I am deploying a spark job in AWS EMR and packaging all my dependencies using docker. My pythonized spark submit command looks like this
...
cmd = (
f"spark-submit --deploy-mode cluster "
f"spark-submit --deploy-mode {deploy_mode} "
f"--conf spark.executorEnv.YARN_CONTAINER_RUNTIME_TYPE=docker "
f"--conf spark.executorEnv.YARN_CONTAINER_RUNTIME_DOCKER_IMAGE={docker_image} "
f"--conf spark.executorEnv.YARN_CONTAINER_RUNTIME_DOCKER_CLIENT_CONFIG={config} "
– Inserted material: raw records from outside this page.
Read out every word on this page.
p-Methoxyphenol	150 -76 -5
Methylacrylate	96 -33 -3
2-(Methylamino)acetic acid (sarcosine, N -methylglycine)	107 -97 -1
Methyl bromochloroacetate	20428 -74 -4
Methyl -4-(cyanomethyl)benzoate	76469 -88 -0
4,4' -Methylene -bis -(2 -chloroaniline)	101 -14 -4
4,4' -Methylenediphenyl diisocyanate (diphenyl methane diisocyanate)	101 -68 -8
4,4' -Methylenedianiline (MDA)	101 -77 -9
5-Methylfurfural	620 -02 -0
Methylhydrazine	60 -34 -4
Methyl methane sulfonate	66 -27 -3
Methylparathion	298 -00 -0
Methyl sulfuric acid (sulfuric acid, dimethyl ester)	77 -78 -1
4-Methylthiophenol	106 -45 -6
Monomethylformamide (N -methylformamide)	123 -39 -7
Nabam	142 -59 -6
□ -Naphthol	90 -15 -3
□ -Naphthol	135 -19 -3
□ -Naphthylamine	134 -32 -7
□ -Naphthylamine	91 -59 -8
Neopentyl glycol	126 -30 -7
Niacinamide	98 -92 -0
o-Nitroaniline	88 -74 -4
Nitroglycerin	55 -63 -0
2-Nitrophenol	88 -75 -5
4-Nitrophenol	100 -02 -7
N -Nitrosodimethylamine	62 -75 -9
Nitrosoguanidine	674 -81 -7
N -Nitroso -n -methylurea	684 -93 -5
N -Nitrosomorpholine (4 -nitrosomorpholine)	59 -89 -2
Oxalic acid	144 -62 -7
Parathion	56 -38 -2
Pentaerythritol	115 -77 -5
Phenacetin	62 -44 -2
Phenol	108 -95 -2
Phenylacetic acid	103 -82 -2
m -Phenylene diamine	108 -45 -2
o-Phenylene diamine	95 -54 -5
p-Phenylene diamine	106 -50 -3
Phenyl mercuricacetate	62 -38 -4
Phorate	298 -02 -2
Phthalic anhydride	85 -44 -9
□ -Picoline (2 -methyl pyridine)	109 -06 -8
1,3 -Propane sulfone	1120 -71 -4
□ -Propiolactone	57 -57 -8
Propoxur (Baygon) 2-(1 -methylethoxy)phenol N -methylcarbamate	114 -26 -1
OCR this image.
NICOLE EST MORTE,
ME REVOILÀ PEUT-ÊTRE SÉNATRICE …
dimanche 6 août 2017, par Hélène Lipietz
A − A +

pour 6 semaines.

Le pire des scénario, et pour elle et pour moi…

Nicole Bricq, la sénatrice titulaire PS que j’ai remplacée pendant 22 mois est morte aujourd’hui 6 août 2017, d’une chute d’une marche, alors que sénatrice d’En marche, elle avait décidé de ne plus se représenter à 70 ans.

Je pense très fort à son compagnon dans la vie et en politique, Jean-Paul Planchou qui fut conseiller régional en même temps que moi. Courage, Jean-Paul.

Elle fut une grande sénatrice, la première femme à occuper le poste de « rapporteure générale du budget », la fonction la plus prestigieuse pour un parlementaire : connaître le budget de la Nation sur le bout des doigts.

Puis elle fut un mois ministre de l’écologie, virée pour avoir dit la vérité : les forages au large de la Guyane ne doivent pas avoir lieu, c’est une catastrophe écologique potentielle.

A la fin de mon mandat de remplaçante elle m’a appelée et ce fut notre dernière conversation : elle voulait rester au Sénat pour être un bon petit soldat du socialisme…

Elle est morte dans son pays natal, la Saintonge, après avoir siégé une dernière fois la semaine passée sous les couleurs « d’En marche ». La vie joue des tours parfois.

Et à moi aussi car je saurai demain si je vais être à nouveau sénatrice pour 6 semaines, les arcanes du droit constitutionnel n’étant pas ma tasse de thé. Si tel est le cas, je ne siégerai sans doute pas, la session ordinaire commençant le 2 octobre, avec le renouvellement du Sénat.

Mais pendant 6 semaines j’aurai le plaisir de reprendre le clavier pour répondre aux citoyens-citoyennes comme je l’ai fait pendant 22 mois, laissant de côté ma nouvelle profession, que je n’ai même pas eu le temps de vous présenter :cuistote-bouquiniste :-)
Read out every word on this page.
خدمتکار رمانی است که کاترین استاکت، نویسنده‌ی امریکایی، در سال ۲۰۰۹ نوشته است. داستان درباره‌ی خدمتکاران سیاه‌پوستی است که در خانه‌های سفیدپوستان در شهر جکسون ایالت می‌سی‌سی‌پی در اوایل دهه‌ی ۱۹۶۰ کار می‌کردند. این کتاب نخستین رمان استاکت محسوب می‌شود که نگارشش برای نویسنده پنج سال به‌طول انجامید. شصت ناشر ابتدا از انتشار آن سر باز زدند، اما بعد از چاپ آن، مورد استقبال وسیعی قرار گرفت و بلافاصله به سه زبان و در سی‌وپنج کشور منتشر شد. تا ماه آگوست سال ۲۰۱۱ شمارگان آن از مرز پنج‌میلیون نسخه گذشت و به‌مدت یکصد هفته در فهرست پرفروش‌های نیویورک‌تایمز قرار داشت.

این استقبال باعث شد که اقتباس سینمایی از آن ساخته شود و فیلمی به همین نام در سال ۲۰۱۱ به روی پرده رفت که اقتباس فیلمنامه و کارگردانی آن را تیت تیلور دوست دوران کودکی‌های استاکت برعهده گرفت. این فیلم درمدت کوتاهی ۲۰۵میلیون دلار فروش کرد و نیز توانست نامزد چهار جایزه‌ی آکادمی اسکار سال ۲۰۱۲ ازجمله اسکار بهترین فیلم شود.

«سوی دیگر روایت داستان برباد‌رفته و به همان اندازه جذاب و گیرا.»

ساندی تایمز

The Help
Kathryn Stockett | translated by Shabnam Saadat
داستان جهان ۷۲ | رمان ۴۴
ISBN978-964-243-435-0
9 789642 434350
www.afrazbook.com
f"--conf spark.executorEnv.YARN_CONTAINER_RUNTIME_DOCKER_MOUNTS=/etc/passwd:/etc/passwd:ro "
f"--conf spark.yarn.appMasterEnv.YARN_CONTAINER_RUNTIME_TYPE=docker "
f"--conf spark.yarn.appMasterEnv.YARN_CONTAINER_RUNTIME_DOCKER_IMAGE={docker_image} "
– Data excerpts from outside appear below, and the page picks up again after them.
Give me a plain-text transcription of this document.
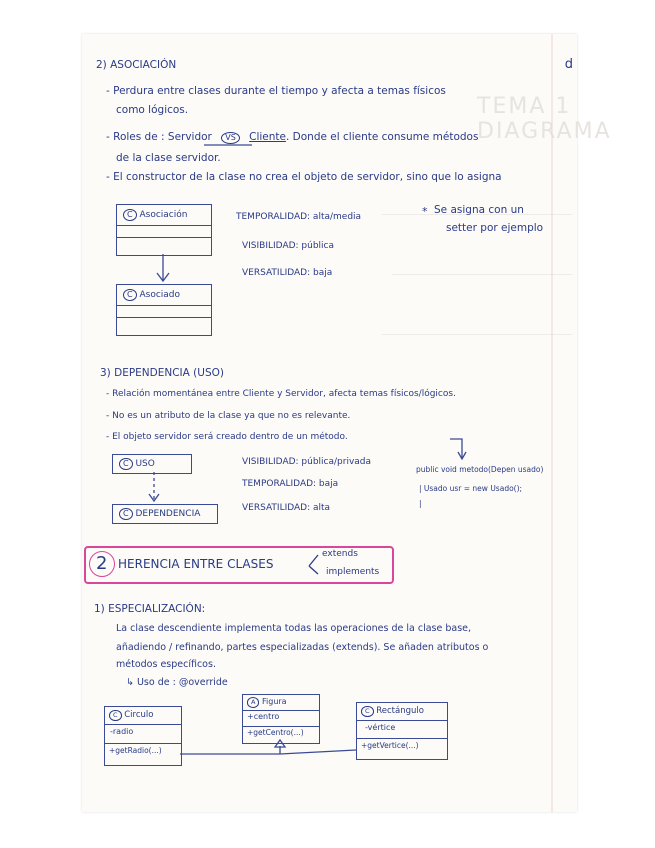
TEMA 1 DIAGRAMA
d
2) ASOCIACIÓN
- Perdura entre clases durante el tiempo y afecta a temas físicos
como lógicos.
- Roles de : Servidor VS Cliente. Donde el cliente consume métodos
de la clase servidor.
- El constructor de la clase no crea el objeto de servidor, sino que lo asigna
C Asociación
C Asociado
TEMPORALIDAD: alta/media
VISIBILIDAD: pública
VERSATILIDAD: baja
* Se asigna con un
setter por ejemplo
3) DEPENDENCIA (USO)
- Relación momentánea entre Cliente y Servidor, afecta temas físicos/lógicos.
- No es un atributo de la clase ya que no es relevante.
- El objeto servidor será creado dentro de un método.
C USO
C DEPENDENCIA
VISIBILIDAD: pública/privada
TEMPORALIDAD: baja
VERSATILIDAD: alta
public void metodo(Depen usado)
| Usado usr = new Usado();
|
2 HERENCIA ENTRE CLASES
extends
implements
1) ESPECIALIZACIÓN:
La clase descendiente implementa todas las operaciones de la clase base,
añadiendo / refinando, partes especializadas (extends). Se añaden atributos o
métodos específicos.
↳ Uso de : @override
A Figura
+centro
+getCentro(...)
C Circulo
-radio
+getRadio(...)
C Rectángulo
-vértice
+getVertice(...)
f"--conf spark.yarn.appMasterEnv.YARN_CONTAINER_RUNTIME_DOCKER_CLIENT_CONFIG={config} "
f"--conf spark.yarn.appMasterEnv.YARN_CONTAINER_RUNTIME_DOCKER_MOUNTS=/etc/passwd:/etc/passwd:ro "
f"{path}"
)
...
It worked as expected when my deploy_mode
is cluster but I don't see any of my docker dependency when deploy_mode
is client. Can anyone help why this is happening and is it normal?
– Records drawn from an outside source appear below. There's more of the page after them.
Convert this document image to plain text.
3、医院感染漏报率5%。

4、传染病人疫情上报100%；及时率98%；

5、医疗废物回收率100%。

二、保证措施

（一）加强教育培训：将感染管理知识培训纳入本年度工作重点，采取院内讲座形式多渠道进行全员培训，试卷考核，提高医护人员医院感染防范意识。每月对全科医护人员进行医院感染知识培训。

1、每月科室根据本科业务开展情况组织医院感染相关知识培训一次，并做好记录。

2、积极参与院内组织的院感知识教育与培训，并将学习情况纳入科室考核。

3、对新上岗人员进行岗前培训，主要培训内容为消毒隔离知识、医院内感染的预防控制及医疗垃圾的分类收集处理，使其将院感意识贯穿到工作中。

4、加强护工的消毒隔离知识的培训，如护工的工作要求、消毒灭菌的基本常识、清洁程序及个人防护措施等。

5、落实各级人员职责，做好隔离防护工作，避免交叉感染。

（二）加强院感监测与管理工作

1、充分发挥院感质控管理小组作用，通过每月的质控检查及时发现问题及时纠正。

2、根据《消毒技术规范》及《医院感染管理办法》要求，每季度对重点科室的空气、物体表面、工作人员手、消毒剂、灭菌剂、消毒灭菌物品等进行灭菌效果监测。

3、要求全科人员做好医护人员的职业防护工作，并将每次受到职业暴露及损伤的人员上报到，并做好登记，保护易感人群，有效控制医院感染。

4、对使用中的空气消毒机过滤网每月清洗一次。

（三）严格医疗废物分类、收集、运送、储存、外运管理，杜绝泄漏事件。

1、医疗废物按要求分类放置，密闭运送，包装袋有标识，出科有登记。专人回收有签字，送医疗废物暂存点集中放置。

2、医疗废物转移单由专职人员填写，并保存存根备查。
The docker containers are managed by Yarn on EMR: https://docs.aws.amazon.com/emr/latest/ReleaseGuide/emr-spark-docker.html
In client mode, your Spark driver doesn't run in a docker container because that process is not managed by Yarn, it is directly executed on the node that runs the spark-submit
command.
In cluster mode your driver is managed by Yarn and as so executed inside a docker container.